ボーダーラインを超えるならETCコーポレートカードを利用した方が得になる。

クレジットカード会社のETCカードでETCマイレージサービスを利用しているケースだと、例えばクレカのポイント1%を加算しても月間利用額15,000円がボーダーライン。

ちなみに割引率の高いETC2.0車載器の事業用車両(緑ナンバー)のケースだと月9,200円がボーダーラインだ。

通行料金以外に考慮するもの

ETCコーポレートカードとETCマイレージサービスを比較する上で、割引率以外に考慮するものがある。ETCコーポレートカードのデメリットはその一つだ。
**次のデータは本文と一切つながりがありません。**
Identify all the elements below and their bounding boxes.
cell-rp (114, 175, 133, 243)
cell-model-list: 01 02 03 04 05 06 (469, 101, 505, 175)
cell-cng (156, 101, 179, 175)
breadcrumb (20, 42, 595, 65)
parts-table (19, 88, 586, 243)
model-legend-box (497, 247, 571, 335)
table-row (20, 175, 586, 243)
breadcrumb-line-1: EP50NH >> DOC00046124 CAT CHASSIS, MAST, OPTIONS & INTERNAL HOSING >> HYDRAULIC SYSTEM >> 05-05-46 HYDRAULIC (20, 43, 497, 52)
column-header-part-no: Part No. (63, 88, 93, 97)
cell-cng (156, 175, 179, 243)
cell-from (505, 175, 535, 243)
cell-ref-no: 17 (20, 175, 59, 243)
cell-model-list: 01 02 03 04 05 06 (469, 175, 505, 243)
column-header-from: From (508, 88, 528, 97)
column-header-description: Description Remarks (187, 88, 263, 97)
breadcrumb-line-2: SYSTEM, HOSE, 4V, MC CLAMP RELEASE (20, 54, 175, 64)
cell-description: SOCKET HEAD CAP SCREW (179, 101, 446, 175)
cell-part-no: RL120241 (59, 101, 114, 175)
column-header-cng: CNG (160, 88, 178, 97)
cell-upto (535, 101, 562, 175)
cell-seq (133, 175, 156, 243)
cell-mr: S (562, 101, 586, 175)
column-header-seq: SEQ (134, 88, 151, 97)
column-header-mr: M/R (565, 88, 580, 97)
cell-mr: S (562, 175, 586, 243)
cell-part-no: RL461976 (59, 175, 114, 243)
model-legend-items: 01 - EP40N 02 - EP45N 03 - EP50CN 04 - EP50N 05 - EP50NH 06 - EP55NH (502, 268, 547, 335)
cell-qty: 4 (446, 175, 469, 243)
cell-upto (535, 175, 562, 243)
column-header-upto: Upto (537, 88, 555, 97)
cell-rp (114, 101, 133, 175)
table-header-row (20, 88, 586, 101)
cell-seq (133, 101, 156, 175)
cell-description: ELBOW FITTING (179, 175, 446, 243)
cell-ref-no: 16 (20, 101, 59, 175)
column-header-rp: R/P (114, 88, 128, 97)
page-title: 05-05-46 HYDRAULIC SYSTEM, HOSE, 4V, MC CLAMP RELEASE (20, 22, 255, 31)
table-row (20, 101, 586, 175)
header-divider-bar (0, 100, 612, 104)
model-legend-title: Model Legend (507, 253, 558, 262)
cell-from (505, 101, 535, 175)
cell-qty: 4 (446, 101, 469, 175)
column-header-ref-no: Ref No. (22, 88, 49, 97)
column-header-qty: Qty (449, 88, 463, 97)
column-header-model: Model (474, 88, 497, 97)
まず、ETCコーポレートカードは車両が限定される。申込みをした車両のみ割引が有効だ。他の車で使用した走行分は、車両不一致として割引されない。

申込みに手間がかかる点も重要だ。車検証に謄本など従来のETCカードには不要な書類が必要で、書類を提出してからカードの発行まで1ヵ月程かかる。おまけに4ヶ月分の保証金を収める必要もある。

ネクスコの月間の通行料金が3万円以上ある法人なら、保証金なしでETCコーポレートカードを発行できる組合を利用する方法もあるが、申込みの手間は変わらない。(参考:保証金なしテイ・ネット物流事業協同組合

ボーダーラインを少し超えたくらいの通行料金でETCコーポレートカードを申込みするのは利口とは言えないのではないだろうか。

ETCコーポレートカードとETCマイレージサービスの比較まとめ

ETCコーポレートカードとETCマイレージサービスは、割引率だけで比較すると「月13,800円」が目安となる。

ネクスコの高速道路の利用が毎月13,800円を超えるなら、ETCコーポレートカードを利用する方がメリットはある。

クレカのポイントを考慮した場合は「月15,000円」がボーダーラインだ。

注意点は、ETCマイレージサービスは首都高速や阪神高速が対象外なこと。首都高速だけを利用している人にとって、ETCマイレージサービスは無用のサービスとなる。

ETCコーポレートカードは申込みに手間がかかる点がデメリット。申請書類が多かったり、保証金が必要だったりする。交通料金が増えれば保証金の追加も求められる。車両が限定されるなどの制約もある。

一時的にボーダーラインを超えたとしても、ETCコーポレートカードのデメリットは無視できない。

高速道路の月間通行料金はもちろん、多く利用する道路やETCカードの使い方を考慮して選ぶのが最適解だ。